In the S-frame, we obtain the Lorentz force:

$\mathbf{F}=q\left(\mathbf{E}+\mathbf{v}\times\mathbf{B}\right)=\left(0,\gamma k_C\dfrac{q^2}{d^2}-\gamma \beta^2\dfrac{q^2}{d^2},0\right)=\left(0,\dfrac{k_Cq^2}{\gamma d^2},0\right)$

The same result can be obtained using the power-force (or forpower) tetravector performing an inverse Lorentz transformation.

Problem 6. Calculate the electric and magnetic field for a point particle passing some concrete point.
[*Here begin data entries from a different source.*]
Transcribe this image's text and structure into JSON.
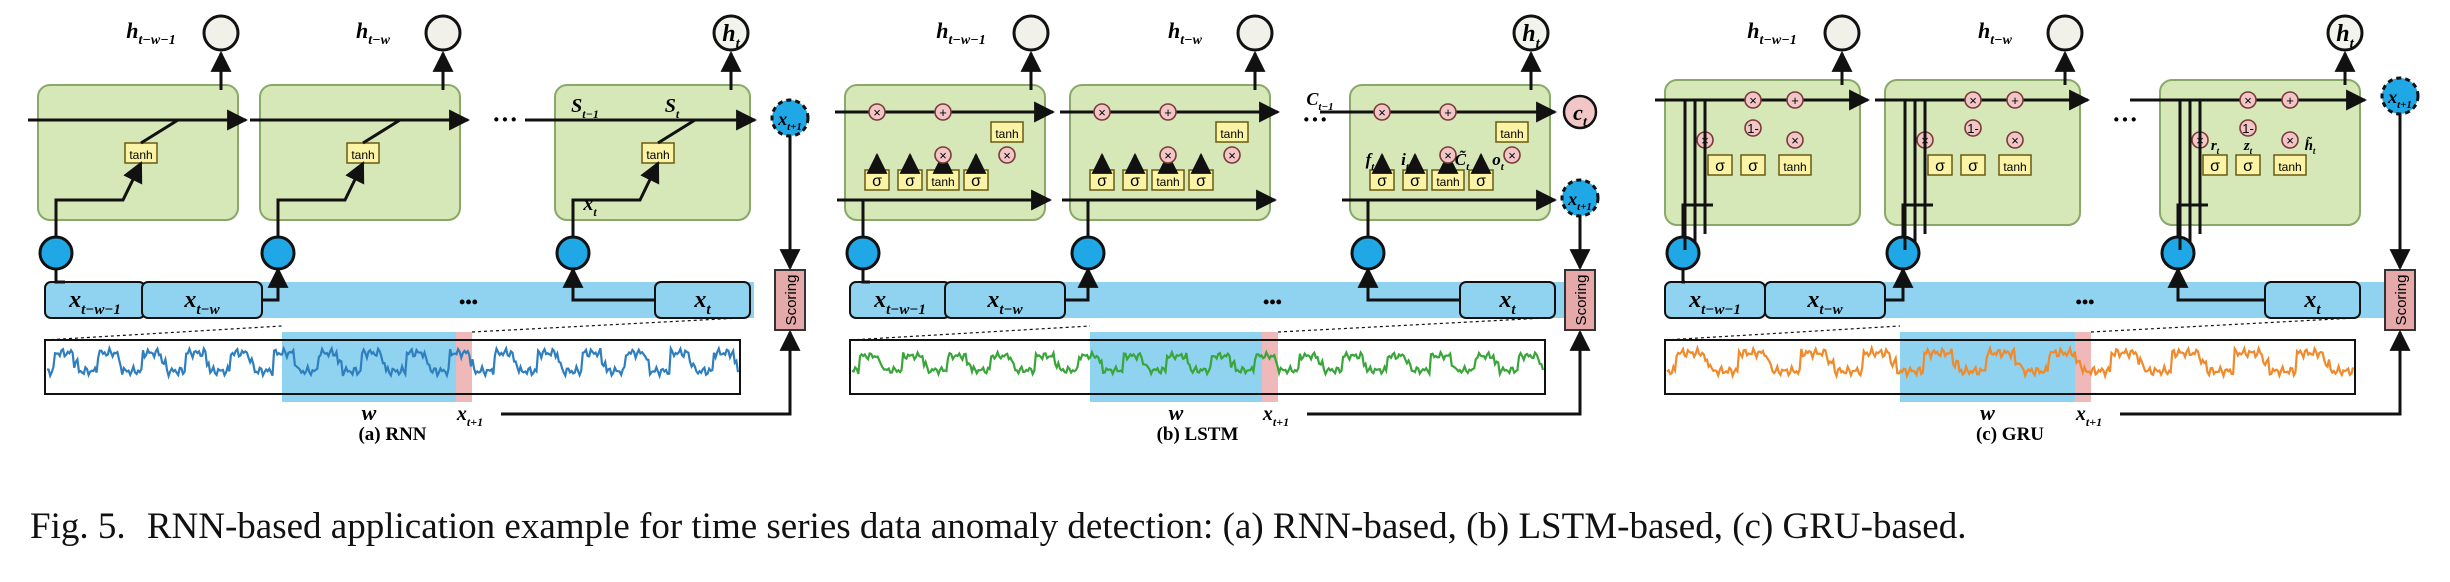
{
  "caption": {
    "prefix": "Fig. 5.",
    "text": "RNN-based application example for time series data anomaly detection: (a) RNN-based, (b) LSTM-based, (c) GRU-based."
  },
  "symbols": {
    "tanh": "tanh",
    "sigma": "σ",
    "times": "×",
    "plus": "+",
    "one_minus": "1-",
    "ellipsis": "•••",
    "cell_dots": "···",
    "scoring": "Scoring",
    "window": "w",
    "x_next": "x",
    "x_next_sub": "t+1"
  },
  "colors": {
    "cell_fill": "#d6e8b8",
    "cell_border": "#8aa86a",
    "input_node": "#1fa7e6",
    "input_bar": "#8fd3f0",
    "window_fill": "#8fd3f0",
    "next_window": "#f0b9b9",
    "scoring_fill": "#e6a9a9",
    "gate_fill": "#fbf3a6",
    "op_fill": "#f2c6c6",
    "rnn_series": "#2f7fbf",
    "lstm_series": "#3aa53a",
    "gru_series": "#f08a2a",
    "gru_window_series": "#8a8a70"
  },
  "panels": [
    {
      "key": "rnn",
      "label": "(a) RNN",
      "outputs": [
        {
          "base": "h",
          "sub": "t−w−1"
        },
        {
          "base": "h",
          "sub": "t−w"
        },
        {
          "base": "h",
          "sub": "t"
        }
      ],
      "inputs": [
        {
          "base": "x",
          "sub": "t−w−1"
        },
        {
          "base": "x",
          "sub": "t−w"
        },
        {
          "base": "x",
          "sub": "t"
        }
      ],
      "state_labels": [
        {
          "base": "S",
          "sub": "t−1"
        },
        {
          "base": "S",
          "sub": "t"
        }
      ],
      "cell_input": {
        "base": "x",
        "sub": "t"
      }
    },
    {
      "key": "lstm",
      "label": "(b) LSTM",
      "outputs": [
        {
          "base": "h",
          "sub": "t−w−1"
        },
        {
          "base": "h",
          "sub": "t−w"
        },
        {
          "base": "h",
          "sub": "t"
        }
      ],
      "inputs": [
        {
          "base": "x",
          "sub": "t−w−1"
        },
        {
          "base": "x",
          "sub": "t−w"
        },
        {
          "base": "x",
          "sub": "t"
        }
      ],
      "cell_state": {
        "base": "C",
        "sub": "t−1"
      },
      "cell_state_out": {
        "base": "c",
        "sub": "t"
      },
      "gate_labels": [
        {
          "base": "f",
          "sub": "t"
        },
        {
          "base": "i",
          "sub": "t"
        },
        {
          "base": "C̃",
          "sub": "t"
        },
        {
          "base": "o",
          "sub": "t"
        }
      ]
    },
    {
      "key": "gru",
      "label": "(c) GRU",
      "outputs": [
        {
          "base": "h",
          "sub": "t−w−1"
        },
        {
          "base": "h",
          "sub": "t−w"
        },
        {
          "base": "h",
          "sub": "t"
        }
      ],
      "inputs": [
        {
          "base": "x",
          "sub": "t−w−1"
        },
        {
          "base": "x",
          "sub": "t−w"
        },
        {
          "base": "x",
          "sub": "t"
        }
      ],
      "gate_labels": [
        {
          "base": "r",
          "sub": "t"
        },
        {
          "base": "z",
          "sub": "t"
        },
        {
          "base": "h̃",
          "sub": "t"
        }
      ]
    }
  ]
}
The electric field for the static charge is: $E=k_C\dfrac{q}{x'^2+y'^2+z'^2}=k_C\dfrac{q}{r'^2}$

with $\mathbf{v}=(v,0,0)$ when the temporal origin coincides, i.e., at the time $t'=t=0$.  Suppose now two points that for the rest observer provide:

$P=(0,a,0)$ and $P'=(-vt',a,0)$. For the electric field we get:

$E'=k_C\dfrac{q}{r'^3}(x',y',z')$ and $E'(t')=k_C\dfrac{q}{(\sqrt{(x'^2+y'^2+z'^2})^3}(x',y',z')$

$E'_(t')=k_C\dfrac{q}{(v^2t'^2+a^2)^{3/2}}(-vt',a,0)$

Then, $E'_p\rightarrow E_p$ implies that $t'=\gamma t=\gamma (t-\dfrac{vx}{c^2})\vert_{x=0}$

$E'_p(t)=k_C\dfrac{q}{(\gamma^2v^2t^2+a^2)^{3/2}}(-\gamma v t,a,0)$

$B'=B'_p(t')=(0,0,0)=B'_p(t)$

$E_p(t)=(E'_{p_x}(t),\gamma E'_{p_y}(t),0)=k_C\dfrac{q}{\gamma^2 v^2t^2+a^2}(-\gamma v t,\gamma a,0)$

$B_p(t)=(B_{p_x},B_{p_y},B_{p_z})=(0,0,\gamma \dfrac{\gamma v E'_p(t)}{c^2})$

$B_p(t)=\dfrac{q}{\gamma^2v^2t^2+a^2}(0,0,\gamma \dfrac{v}{c^2}a)=(0,0,\dfrac{v}{c^2}E_{p_y}(t))$

There are two special cases from the physical viewpoint in the observed electric fields:

a) When P is directly above the charge q. Then $E_p(t=0)=(0,k_C\gamma \dfrac{q}{a^2},0)$

b) When P is directly in front of ( or behind) q. Then, for a=0, $E_p(t)=(-k_C\dfrac{vt}{\gamma^2(v^2t^2)^{3/2}},0,0)$

Note that we have $\dfrac{vt}{(v^2t^2)^{3/2}}\neq \dfrac{1}{v^2t^2}$ if $t<0$.